В «Заключении» формулируются основные выводы диссертации.

Антиномия «добро/зло» - один из глобальных архетипов мировой культуры. Заново определяя границы добра и зла, каждое новое поколение поддерживает в тонусе внимание культуры к этому феномену. В оппозиции «добро/зло» у Н. Садур вычленяется базовое содержание, представленное христианскими символами и заповедями. Периферийный состав «добра» выражен в системе табу и приметах, спасающих от потемнения души.

Периферийное содержание зла - холод, зима, равнодушие и прочие физические проявления — легко становится базовым содержанием метафизического зла в случае угрозы оледенения, омертвения живого. Это касается амбивалентных образов-архетипов мифологиче-

ского хронотопа: земли, ветра, огня, старухи, матери, дома, животного мира; обратимых ритуалов: заговоров, проклятий, присушек; а также хто-нических «помощников» из сказки (волк, собака), которые могут стать оборотнями. В неустойчивом мире добро и зло материальны, и любое нарушение табу чревато изменением баланса мировых сил в пользу зла.

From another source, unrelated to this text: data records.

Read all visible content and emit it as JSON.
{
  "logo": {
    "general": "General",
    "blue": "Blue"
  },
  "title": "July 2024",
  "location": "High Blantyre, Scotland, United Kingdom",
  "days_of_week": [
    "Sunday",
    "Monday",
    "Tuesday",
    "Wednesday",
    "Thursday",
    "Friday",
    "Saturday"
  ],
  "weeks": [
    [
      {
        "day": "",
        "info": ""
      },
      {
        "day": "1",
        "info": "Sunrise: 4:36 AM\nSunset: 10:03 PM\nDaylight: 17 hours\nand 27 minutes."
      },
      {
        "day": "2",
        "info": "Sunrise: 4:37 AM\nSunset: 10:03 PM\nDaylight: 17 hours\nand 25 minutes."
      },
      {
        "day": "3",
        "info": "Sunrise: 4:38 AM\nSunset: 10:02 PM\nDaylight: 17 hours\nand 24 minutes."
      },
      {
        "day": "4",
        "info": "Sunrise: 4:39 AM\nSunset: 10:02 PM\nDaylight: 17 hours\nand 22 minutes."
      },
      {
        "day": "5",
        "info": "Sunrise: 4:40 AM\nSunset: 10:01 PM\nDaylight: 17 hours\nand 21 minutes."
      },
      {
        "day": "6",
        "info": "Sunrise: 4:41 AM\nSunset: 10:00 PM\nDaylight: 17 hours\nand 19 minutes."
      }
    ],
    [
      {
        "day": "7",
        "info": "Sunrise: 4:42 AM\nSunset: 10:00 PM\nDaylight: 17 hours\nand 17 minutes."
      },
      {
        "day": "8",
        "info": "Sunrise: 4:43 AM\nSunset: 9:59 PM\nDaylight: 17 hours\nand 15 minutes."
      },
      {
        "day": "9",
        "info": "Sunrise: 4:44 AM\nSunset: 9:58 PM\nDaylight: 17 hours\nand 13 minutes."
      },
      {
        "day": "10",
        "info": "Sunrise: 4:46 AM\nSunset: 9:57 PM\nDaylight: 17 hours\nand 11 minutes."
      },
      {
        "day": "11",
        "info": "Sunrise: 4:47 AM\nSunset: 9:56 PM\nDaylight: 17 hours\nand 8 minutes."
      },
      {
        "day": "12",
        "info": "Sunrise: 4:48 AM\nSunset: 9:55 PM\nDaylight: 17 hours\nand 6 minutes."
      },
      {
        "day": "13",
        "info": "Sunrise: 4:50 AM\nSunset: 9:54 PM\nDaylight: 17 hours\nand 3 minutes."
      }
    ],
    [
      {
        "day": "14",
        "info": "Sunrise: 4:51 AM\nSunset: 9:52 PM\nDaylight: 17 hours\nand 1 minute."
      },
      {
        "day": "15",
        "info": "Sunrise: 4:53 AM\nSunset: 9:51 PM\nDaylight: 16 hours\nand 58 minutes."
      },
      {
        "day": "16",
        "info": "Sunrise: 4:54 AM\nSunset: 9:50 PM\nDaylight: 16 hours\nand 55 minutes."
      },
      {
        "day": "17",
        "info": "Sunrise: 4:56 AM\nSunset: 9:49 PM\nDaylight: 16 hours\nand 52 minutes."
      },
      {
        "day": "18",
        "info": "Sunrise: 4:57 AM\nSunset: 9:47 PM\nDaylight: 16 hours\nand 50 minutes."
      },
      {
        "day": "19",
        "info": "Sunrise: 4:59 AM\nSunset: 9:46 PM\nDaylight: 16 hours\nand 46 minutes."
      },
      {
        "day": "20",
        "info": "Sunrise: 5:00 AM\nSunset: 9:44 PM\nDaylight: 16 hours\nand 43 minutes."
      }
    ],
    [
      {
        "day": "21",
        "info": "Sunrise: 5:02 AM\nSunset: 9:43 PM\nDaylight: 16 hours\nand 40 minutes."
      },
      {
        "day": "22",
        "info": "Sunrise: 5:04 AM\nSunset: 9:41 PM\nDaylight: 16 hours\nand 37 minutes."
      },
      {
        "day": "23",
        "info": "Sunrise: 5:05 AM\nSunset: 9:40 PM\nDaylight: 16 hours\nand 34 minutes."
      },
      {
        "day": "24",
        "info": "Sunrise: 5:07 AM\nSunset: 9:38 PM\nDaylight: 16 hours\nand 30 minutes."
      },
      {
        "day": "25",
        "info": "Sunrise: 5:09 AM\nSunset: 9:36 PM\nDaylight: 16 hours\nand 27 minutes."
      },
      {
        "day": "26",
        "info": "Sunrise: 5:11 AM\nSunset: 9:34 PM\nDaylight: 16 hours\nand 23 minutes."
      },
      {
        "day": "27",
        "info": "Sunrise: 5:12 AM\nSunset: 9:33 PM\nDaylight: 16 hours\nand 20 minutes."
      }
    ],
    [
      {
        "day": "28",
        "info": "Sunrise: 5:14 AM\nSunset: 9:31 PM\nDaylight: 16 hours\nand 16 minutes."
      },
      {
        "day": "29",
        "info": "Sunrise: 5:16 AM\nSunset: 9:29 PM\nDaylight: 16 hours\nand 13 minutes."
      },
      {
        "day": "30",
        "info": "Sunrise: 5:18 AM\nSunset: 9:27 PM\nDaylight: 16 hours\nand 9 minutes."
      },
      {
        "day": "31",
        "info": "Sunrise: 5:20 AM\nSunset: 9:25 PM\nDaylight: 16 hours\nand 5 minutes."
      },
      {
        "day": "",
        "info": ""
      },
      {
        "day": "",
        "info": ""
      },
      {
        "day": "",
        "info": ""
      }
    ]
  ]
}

В «тексте» Гоголя позитивной мифологии Православной земли (церковь, Христос, младенцы, красота мира) противопоставлено мироздание с метафизическими дырами, в которые вселенское зло льется на Землю, и она стонет в ожидании защитника.

В базовое изображение зла у Садур включены символические коды изменения состояния {«потянуло», «замерзли», «жар», «пляска-верчение», «громкий хохот»), а в оформление идеи «омертвения» — арсенал языковой полисемии.

В цикле «Проникшие» зло концентрируется вокруг понятий человек, семья. Духовно пустой человек легко пополняет ряды традиционных фольклорных носителей зла — мертвецов, ведьм. А соблюдение табу, доброта и отзывчивость мыслятся как безусловное добро. У Н. Садур зло неизбывно, но борьба с ним не бессмысленна: трагический герой-одиночка сдерживает напор хаоса.

В романе «Сад» теоретизация зла осуществляется в пространстве «культуры» («сада»). Копилка архетипов славянской и библейской мифологии, ассоциативный шлейф знаков-оценок наследия Пушкина и Гоголя, символика «городских текстов» в результате перманентной дихотомии показывают качественные сдвиги в культурной парадигме. Взорванный сад культуры ослабляет ее позитивное воздействие на человечество и грозит возвращением к варварству. Благом остается апелляция к «лучшим» инстинктам: любовь, жалость, долг.

2. В опорных текстах Н. Садур акцент делается на анализе общественно-исторических причин, вызывающих пограничные состояния «готической души». В «Чудесных знаках спасения» не мистический злодей, а коммунальный быт является признаком готического «страшного места». В «Бессмертниках» эту роль выполняет социум — реальное государство, сосед, подруга или отчаявшаяся жертва травли. Эстетика барокко призвана «заговорить» неуправляемую действительность. Выходом становится измененное состояние сознания, представленное в реалистической концепции зла топосами психбольницы, мотивами галлюцинаторных видений, сна, бреда.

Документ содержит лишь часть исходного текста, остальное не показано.